Look to the two sex histories Kinsey records toward the end
of the film. Red Staters see Kinsey as a sinner who promoted
child molestation (William Sadler''s scene with the ten second
masturbator). Blue Staters see Kinsey as a hero, as in Lynn
Redgrave's scene. Bill Condon's movie shows us that the actual
man lay somewhere in between, and that we have to make choices
about what's moral and what's not based on his work--it forces
us to draw some lines, and asks that conservaties draw theirs
farther left, and that liberals might want to re-think moral
relativism. Kinsey himself was not a heroic crusader against
theocratic sexual mores, but perhaps a monster who nonetheless
exposed the moral hypocrisy of the ultra-religious. And in
the process, both the Right and Left are asked to consider
their default stances: On the Right, if homosexuality really
is common, especially in the natural world, how can you say
that you're going to outlaw it? And on the Left, where exactly
do you draw the line on permissive sexual conduct, because
Kinsey himself clearly crosses it somewhere. Kinsey doesn't
just provoke, it questions, which engages the audience on
a more personal level.
Now for Team America: World Police. I know what you're thinking,
but I agree with my KCFCC colleague Robert Butler (he has
to hate that): TAWP might be the Dr. Strangelove of our generation.

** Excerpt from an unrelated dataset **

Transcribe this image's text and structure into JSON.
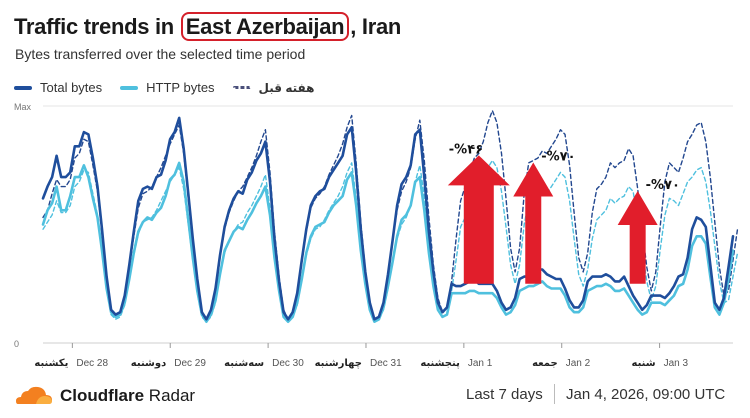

That's a movie in my top ten of all time; how can a similar
film not be ranked this high? The justification lies here:
This year marked the most important presidential election
of my lifetime, which was decided partly on religious/sexual
issues addressed in Kinsey. But it was also decided by perceptions
of the War on Terror. Virtually none of the serious journalism
on the War on Terror sounds anything like what the Republican
and Democratic parties talk about when they talk about the
War on Terror. The Neocon Lighter Military, Sweets and Flowers
approach is total bullshit, but half the country bought it
without reservation. But then there's the peacenik Left, who
submarined the anti-Iraq War movement by turning it into a
peace protest, without offering solutions to dealing with
the madmen who threaten to hold the civilized world hostage
with WMD.
How the hell did the country divide itself in two and buy
both these loads of shit? Team America: World Police gives
the best answer I've heard. TAWP proposes that America has
been so warped by the ubiquitous influence of Hollywood movies
and pop culture, that when politicians tell us the War on
Terror is going to be short and sweet like an action movie,
we naturally believe'em. We're Team America, FUCK YEAH! Or,
if Hollywood actors tell us that there should be peace, even
though they don't really understand the complexities of geopolitcs,
we buy that too. It's all a show for our entertainment, but
also to manipulate without really winning our hearts and minds
on any honest terms.. Parker and Stone show us, literally,
the strings being pulled. That, my friends, is the politcal
power of movies. I laughed until I cried because I know they're
right. In a year dominated by dishonesty in politics, this
is the movie with the clearest vision of the truth.